Abstract: “This study was carried out to investigate the status of the flare-horned markhor (Capra falconeri falconeri) in Jutial Conservancy, District Gilgit, Gilgit-Baltistan. Field surveys were conducted during the winter (rut season) of 2014 when markhor population gathered in large herds at lower slopes. Habitat degradation due to removal of natural vegetation for fodder, firewood collection, over-grazing of pastures by livestock and uncontrolled movement of tourists in the core markhor habitat are still major factors that restrict the markhor population in the conservancy. The illegal hunting in the Conservancy is still a threat to markhor population due to movement of markhor to the adjacent/surrounding conservancies of Sai and Kargah. Field surveys using vantage point method for counting markhor were conducted in potential markhor habitat during December, 2014 and questionnaire-based interviews were also held with the community wildlife rangers, local hunters and shepherds to assess the ingenious knowledge and to compare the current and past status of the species. Survey results revealed the presence of a total of 162 markhor with the composition of kids/yearlings, females and males. The results of the study also indicated a significant increase in the population of markhor, including trophy-sized animals, validating that community participation and co-management has contributed to the conservation of the area’s wildlife and habitat. The outcomes of the study further justify that the conservation interventions, specifically the trophy hunting program initiated in the Conservancy both by the Parks & Wildlife Department Gilgit-Baltistan and the Wildlife Conservation Society, are a successful model of community-based markhor conservation in the region, which can be replicated in other parts of the range of the species for collaborative management of markhor and other natural resources and to improve the livelihood of local communities.”

Population reduction by hunting helps control human–wildlife conflicts for a species that is a conservation success story.” 2020. David L. Garshelis, Karen V. Noyce & Veronique St-Louis. PLOS ONE 15(8): e0237274.

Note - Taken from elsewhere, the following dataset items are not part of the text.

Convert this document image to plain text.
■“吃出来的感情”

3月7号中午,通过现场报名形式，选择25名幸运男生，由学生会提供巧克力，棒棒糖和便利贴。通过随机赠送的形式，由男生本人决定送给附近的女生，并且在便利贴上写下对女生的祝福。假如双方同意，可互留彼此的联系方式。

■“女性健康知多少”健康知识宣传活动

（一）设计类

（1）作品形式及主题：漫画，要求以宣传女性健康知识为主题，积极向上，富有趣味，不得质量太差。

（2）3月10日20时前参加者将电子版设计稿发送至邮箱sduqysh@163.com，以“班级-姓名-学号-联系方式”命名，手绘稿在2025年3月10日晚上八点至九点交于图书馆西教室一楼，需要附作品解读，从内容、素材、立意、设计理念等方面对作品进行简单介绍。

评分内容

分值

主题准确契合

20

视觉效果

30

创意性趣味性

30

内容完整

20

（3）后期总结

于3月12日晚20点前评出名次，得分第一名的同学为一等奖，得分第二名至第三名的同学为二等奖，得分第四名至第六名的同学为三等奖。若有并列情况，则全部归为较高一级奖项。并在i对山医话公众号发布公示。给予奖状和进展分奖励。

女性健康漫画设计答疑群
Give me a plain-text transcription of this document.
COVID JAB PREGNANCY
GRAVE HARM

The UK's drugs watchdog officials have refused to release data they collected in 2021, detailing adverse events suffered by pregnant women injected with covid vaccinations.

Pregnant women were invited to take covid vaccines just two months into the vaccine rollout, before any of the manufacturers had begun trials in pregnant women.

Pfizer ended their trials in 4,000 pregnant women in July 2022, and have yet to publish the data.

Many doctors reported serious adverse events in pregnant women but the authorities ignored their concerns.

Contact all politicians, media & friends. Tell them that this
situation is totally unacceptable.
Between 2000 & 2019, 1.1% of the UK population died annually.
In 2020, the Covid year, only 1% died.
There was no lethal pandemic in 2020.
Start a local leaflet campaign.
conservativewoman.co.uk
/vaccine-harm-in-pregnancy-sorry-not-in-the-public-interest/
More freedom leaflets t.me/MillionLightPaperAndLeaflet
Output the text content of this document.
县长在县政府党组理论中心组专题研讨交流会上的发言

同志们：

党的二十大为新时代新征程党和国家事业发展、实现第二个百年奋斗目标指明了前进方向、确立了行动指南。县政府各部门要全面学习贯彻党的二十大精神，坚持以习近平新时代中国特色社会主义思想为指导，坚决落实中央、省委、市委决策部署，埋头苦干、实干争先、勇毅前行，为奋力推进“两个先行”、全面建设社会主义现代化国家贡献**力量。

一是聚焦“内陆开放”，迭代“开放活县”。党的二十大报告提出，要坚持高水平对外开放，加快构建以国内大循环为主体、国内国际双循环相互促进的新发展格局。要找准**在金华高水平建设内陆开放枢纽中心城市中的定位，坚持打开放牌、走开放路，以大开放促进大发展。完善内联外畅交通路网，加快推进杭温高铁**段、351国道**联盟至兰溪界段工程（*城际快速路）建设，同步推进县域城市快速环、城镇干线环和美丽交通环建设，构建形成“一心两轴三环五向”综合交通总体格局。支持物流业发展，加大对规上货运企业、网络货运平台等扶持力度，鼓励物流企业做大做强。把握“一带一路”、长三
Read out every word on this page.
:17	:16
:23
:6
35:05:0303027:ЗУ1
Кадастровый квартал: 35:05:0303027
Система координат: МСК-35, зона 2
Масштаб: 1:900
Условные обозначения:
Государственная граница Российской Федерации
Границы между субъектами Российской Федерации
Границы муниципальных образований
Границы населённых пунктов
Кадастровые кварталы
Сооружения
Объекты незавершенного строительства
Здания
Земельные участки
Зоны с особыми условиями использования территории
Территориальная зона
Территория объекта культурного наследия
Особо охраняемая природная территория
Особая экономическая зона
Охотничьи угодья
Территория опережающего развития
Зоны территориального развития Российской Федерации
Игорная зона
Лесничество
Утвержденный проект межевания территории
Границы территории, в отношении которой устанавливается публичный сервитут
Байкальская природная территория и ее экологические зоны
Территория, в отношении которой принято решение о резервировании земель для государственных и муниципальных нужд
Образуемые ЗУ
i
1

Abstract: “Among the world’s large Carnivores, American black bears (Ursus americanus) are the foremost conservation success story. Populations have been expanding across North America because the species is adaptable and tolerant of living near people, and because management agencies in the U.S. and Canada controlled hunting and other human-sources of mortality. As a result, human–black bear conflicts (damage to property, general nuisance, threat to human safety) have dramatically increased in some areas, making it urgently important to develop and deploy a variety of mitigation tools. Previous studies claimed that legal hunting did not directly reduce conflicts, but they did not evaluate whether hunting-controlled conflicts via management of population size. Here, we compared temporal patterns of phoned-in complaints about black bears (total ~63,500) in Minnesota, USA, over 4 decades to corresponding bear population estimates: both doubled during the first decade. We also quantified natural bear foods, and found that large year-to-year fluctuations affected numbers of complaints; however, since this variation is due largely to weather, this factor cannot be managed. Complaints fell sharply when the management agency (1) shifted more responsibility for preventing and mitigating conflicts to the public; and (2) increased hunting pressure to reduce the bear population. This population reduction was more extreme than intended, however, and after hunting pressure was curtailed, population regrowth was slower than anticipated; consequently, both population size and complaints remained at relatively low levels statewide for 2 decades (although with local hotspots). These long-term data indicated that conflicts can be kept in tolerable bounds by managing population size through hunting; but due to the bluntness of this instrument and deficiencies and uncertainties in monitoring and manipulating populations, it is wiser to maintain a population at a level where conflicts are socially-acceptable than try to reduce it once it is well beyond that point.”